Kandidaat!
Werd afgelopen zomer in de randstedelijke kranten een serieus debat gevoerd over de houdbaarheid van de Thorbecke-doctrine (over kunst en overheidsbemoeienis), meer zuidwaarts wordt daar wat pragmatischer mee omgesprongen. Zonder de naam van de liberale grondlegger van ’s lands grondwet te noemen, wordt die doctrine regelmatig met een korreltje zout genomen.
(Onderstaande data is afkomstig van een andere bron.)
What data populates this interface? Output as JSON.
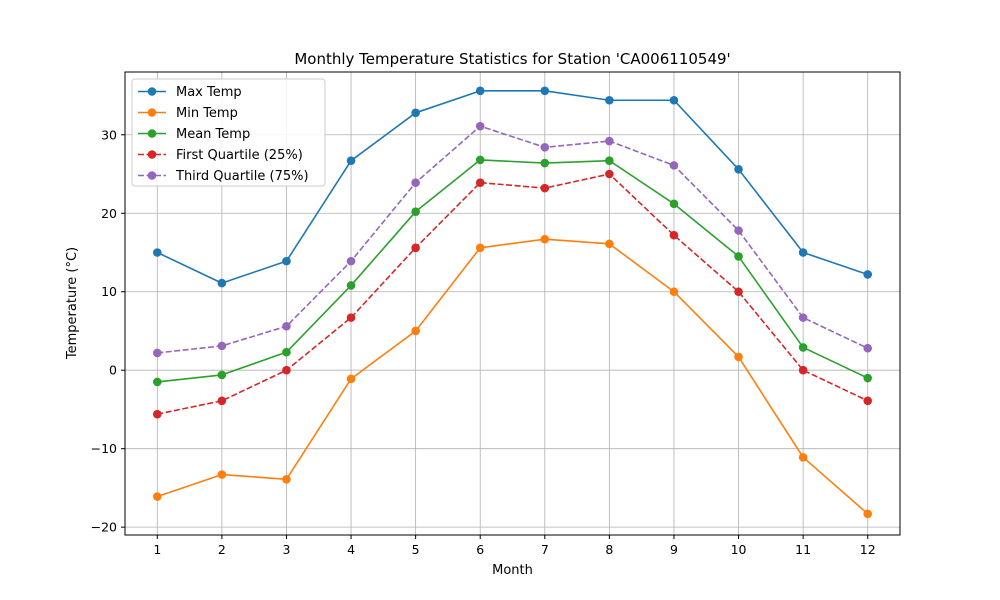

Zo zei de Venlose cultuurwethouder Peter Frey (GroenLinks) afgelopen voorjaar tijdens zijn openingsrede bij de Jacqueline Böse-expositie in Domani doodleuk dat hij de directeur van het gemeentelijke museum Van Bommel Van Dam opdracht zou geven een van de getoonde werken aan te kopen. Applaus. Niemand die hem na afloop, verwijzend naar Thorbecke, erop wees dat het aankopen van schilderijen voor het museum misschien wel niet tot zijn takenpakket behoort.
In Maastricht zorgt nu een 600 meter stoffen doek van kunstenares Fransje Killaars, dat de ijzige Statenzaal in het Gouvernement eindelijk op temperatuur heeft gebracht, voor nogal wat opwinding onder de dames en heren politici. Een meerderheid van de “briesende statenleden”, aldus een reportage op L1 Radio, vindt het helemaal niets. VVD’er Jos van Rey constateerde dat de nieuw ingericht Statenzaal aanvoelde als de kermis. Dat stelt gerust. Pas als Van Rey de kunst gaat prijzen, worden we waaks. Aan de andere kant van het politieke firmament meldde SP’er Thijs Coppus (op zijn weblog) dat hij en zijn collega’s zichzelf de gelegenheid moesten geven te wennen aan het kunstwerk. Daarna is, aldus Coppus, “nog tijd genoeg om het kunstwerk mogelijk aan te passen.” Naald en garen in de aanslag, maar geen spoor van Thorbecke.
Wel werd in hetzelfde Provinciehuis vrijwel tegelijkertijd een nieuwe cultuurprijs van 50.000 euro uitgeloofd voor een instelling die door een groeiend publieksbereik meer inkomsten genereert en daardoor subsidieonafhankelijk wordt. Mijn hart sloeg over. Meer publiek > meer inkomsten > geen subsidie? Het lijkt verdorie Zuiderlucht wel !
Met hart en ziel stellen we ons officieel kandidaat. Als we winnen, kunnen we ons, net als de statenleden en negentig procent van de beroepsbevolking, eindelijk verzekeren tegen ziekte en arbeidsongeschiktheid.